Я хмурюсь еще больше. Подобные разговоры требуют деликатного обращения, а Михаль проявляет столько же изящества, сколько и тупой топор.
— Приносим свои извинения, мадемуазель, — говорю я, прежде чем он успевает заговорить снова. — Мы понимаем, что говорить о Бабетте должно быть трудно…
Однако Михаль снова прерывает меня, его голос становится все холоднее с каждым словом.
— Возможно, она говорила о неудачном деловом соглашении или о члене семьи, которому нужна помощь.
При этих словах выражение лица Пеннелопы искажается, и я спешу сгладить напряжение, обходя вокруг дивана. Я сцепила пальцы, чтобы не разжать руки. Или задушить Михаля.
— Мы расследуем ее смерть, поэтому любая информация о последних днях ее жизни — любое необычное поведение, новые лица — была бы очень полезна.
— Неужели? — Пеннелопа усмехается в ответ на вопрос, и даже я могу сказать, что это выражение не свойственно ее веселому лицу. — Я скажу вам то же, что и твоим братьям, Селия Трамбле: я не знала, что Бабетта вообще была в Цезарине, не говоря уже о том, кто украл ее тело.
Я вздохнула с покорностью. Конечно, она знает, кто я. Мои шансы на разоблачение неуклонно растут.
— Шассеры пришли в Бездну? — резко спрашивает Михаль.
Пеннелопа насмехается.
— Они, конечно, пытались — по наводке твоих друзей, надо сказать, — фыркает она, — но ты же знаешь Эпонину. Она предвидела появление этих уродов, и все покинули помещение до их прихода. Все, кроме меня. — Она гордо поднимает подбородок. С вызовом. — Я осталась и отвечала на их вопросы, потому что никто — никто — не хочет отомстить ублюдку, который обидел Бабетту, больше, чем я. Она и Сильви для меня как сестры, и я выпотрошу любого, кто причинил им вред.
— Сильви?
Пеннелопа быстро отводит взгляд, проклиная промах под нос.
— Младшая сестра Бабетты.
Я хмурюсь от такого откровения.
— Я не знала, что у Бабетты есть сестра.
— Возможно, ты не знаешь Бабетту так хорошо, как тебе кажется.

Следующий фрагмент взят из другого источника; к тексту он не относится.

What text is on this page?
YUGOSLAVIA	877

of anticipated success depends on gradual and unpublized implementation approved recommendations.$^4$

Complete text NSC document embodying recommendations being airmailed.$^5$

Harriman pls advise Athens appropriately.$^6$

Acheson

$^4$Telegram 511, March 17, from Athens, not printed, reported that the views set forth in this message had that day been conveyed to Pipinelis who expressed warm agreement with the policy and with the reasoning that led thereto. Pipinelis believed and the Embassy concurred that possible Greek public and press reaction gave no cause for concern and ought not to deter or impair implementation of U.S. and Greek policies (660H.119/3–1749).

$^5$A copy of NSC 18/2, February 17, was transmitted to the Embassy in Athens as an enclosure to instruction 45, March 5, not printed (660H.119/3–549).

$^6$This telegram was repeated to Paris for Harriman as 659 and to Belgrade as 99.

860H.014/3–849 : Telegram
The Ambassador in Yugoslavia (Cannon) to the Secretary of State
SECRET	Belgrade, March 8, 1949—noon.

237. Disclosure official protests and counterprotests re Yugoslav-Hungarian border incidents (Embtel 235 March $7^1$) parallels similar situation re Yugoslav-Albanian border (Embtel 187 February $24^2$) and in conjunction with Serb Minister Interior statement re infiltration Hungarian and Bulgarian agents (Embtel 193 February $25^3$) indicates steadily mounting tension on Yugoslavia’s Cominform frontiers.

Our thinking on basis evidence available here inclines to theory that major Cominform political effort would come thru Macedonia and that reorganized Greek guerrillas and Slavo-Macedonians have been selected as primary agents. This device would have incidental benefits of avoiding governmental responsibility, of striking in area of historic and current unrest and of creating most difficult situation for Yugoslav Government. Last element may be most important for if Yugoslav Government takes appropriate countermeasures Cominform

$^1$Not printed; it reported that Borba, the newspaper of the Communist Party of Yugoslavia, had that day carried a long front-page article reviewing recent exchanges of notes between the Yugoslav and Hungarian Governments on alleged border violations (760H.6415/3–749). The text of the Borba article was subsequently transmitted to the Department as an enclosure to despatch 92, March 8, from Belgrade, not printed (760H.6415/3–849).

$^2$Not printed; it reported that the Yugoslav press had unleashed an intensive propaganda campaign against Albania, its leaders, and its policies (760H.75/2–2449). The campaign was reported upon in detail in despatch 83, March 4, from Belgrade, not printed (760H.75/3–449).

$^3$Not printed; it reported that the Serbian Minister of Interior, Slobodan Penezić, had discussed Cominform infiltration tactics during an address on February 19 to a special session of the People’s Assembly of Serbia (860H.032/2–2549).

— Где мы можем ее найти? — Пьяный мелузин натыкается на Михаля, которая отталкивает его, не моргнув глазом. — Сильви?
В глазах Пеннелопы мелькает смесь триумфа и душевной боли.
— Ты не сможешь. Сильви умерла три месяца назад. — Прежде чем мы успеваем спросить, она резко добавляет: — Болезнь крови.
О.
Я слышала о болезни крови лишь однажды — она унесла жизнь маленького мальчика по имени Маттье, смерть которого превратила его мать в одно из самых злобных существ на свете. Она погибла в битве при Цезарине со своей любовницей, Ля-Вуазен, известной как тетя Коко, которая когда-то железным кулаком управляла Белыми Дамами.
— Мне так жаль, Пеннелопа, — тихо говорю я. — Потерять обоих своих кузин в такой короткий…
Но Пеннелопа дергается, как будто я ее ударила.